Disposal Information
The person responsible for waste management activities on campus will certainly find this section important so the university can stay within the law when removing the chemical from on-sight. However, the lab worker using the reagent should also be aware of disposal aspects of the chemical so he/she does not inadvertently dispose of the waste in an improper manner.
This section usually contains information on special disposal methods and waste managements options like recycling. Also included are limitations directed by Federal, state, or local governments. Other important listings are government waste classifications like RCRA (ignitable waste[I]; corrosive waste[C], reactive waste[R], toxicity characteristic waste[E], acute hazardous waste[H], and toxic waste[T]) and EPA identification numbers and descriptions. This information is necessary for the waste manager to stay within the law when disposing of chemical waste. If a wrong EPA ID number is used when a chemical is removed from campus, the result could be very costly.
An example of this occurred when a university in Ohio had a licensed waste removal company come on campus and remove their hazardous waste. The company put an incorrect EPA waste identification on one of the waste container that contained two bottles of the same chemical. The container was landfilled according to the appropriate methods for that EPA waste ID. Two years later, the EPA, while checking the manifest for that particular waste removal, discovered that the ID was wrong and the chemical should never have been placed in a landfill.
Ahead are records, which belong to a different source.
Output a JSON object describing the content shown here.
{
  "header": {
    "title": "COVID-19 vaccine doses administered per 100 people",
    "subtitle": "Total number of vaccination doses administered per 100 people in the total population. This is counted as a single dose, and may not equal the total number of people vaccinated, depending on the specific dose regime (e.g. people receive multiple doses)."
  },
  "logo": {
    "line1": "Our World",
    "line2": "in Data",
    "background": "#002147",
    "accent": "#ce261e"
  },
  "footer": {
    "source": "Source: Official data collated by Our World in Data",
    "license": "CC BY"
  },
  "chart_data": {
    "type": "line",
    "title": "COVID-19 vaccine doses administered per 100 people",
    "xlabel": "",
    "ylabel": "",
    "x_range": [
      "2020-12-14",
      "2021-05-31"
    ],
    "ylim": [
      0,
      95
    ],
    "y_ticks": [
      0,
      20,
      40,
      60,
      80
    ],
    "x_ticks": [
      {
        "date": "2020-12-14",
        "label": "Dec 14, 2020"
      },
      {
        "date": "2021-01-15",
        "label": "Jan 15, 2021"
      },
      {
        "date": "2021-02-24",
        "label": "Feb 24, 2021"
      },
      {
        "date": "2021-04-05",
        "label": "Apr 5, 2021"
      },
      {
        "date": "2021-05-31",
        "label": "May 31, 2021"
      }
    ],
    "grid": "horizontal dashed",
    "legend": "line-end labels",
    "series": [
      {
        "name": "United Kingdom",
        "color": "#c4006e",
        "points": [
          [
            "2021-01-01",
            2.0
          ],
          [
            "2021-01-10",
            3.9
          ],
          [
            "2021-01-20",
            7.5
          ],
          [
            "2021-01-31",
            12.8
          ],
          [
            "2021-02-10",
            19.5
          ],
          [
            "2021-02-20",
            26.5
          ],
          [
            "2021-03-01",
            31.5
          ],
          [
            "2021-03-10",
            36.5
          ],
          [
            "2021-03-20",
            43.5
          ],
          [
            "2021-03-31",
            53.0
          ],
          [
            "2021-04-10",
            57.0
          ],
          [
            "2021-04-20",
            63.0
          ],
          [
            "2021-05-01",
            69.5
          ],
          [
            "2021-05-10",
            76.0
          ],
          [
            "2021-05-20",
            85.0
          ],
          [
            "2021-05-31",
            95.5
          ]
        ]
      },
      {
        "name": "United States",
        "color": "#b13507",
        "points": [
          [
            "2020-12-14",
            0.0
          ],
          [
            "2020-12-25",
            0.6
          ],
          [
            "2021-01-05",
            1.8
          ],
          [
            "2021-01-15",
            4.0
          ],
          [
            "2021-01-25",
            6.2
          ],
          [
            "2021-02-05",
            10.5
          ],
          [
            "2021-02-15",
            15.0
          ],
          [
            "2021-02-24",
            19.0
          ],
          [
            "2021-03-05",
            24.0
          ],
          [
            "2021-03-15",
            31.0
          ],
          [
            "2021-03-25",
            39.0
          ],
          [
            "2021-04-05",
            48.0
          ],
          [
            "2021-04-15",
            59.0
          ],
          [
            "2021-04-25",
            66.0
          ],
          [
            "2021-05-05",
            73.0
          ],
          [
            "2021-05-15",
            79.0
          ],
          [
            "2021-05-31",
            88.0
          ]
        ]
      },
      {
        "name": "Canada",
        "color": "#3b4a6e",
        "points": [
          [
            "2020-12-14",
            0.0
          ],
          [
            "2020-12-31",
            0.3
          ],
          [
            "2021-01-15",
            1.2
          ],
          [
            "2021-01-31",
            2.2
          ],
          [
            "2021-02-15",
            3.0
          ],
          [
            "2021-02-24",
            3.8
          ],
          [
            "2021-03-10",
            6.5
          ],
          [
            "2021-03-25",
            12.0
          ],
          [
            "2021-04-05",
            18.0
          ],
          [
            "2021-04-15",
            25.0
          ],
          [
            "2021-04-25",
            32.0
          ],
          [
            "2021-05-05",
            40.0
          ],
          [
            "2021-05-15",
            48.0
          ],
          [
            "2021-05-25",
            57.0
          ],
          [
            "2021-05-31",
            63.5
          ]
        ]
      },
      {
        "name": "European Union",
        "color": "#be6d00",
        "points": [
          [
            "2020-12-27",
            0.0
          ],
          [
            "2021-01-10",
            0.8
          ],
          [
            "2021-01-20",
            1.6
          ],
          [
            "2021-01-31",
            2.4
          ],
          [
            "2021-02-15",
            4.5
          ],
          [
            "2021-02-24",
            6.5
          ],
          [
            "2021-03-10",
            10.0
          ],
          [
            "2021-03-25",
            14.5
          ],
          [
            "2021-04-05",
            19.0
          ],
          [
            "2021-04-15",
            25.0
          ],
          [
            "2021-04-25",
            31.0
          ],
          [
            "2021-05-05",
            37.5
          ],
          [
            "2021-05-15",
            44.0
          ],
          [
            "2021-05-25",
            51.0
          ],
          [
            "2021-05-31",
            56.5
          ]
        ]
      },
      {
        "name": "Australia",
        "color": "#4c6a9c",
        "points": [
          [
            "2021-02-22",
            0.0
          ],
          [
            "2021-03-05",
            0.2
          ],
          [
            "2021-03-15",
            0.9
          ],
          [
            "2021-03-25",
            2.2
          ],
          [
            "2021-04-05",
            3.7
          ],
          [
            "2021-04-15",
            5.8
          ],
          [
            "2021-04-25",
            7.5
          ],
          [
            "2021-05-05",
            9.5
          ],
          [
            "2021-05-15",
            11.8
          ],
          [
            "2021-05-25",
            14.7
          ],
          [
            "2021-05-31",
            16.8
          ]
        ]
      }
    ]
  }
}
EPA imposed a fine of $10,000 per day for each bottle for the length of time that container had been landfilled along with the cost of recovering the container from the landfill. Remember, CERCLA holds the generator of a waste responsible forever if cleanup is required. The university had to pay dearly for a mistake actually committed by a contracted waste removal company.
The disposal section of Methylene chloride MSDS and Bromine MSDS are short and do not give any special instructions. However, the important EPA hazardous waste numbers are given, (methylene chloride - U080 (toxic waste); bromine - D001 and D002).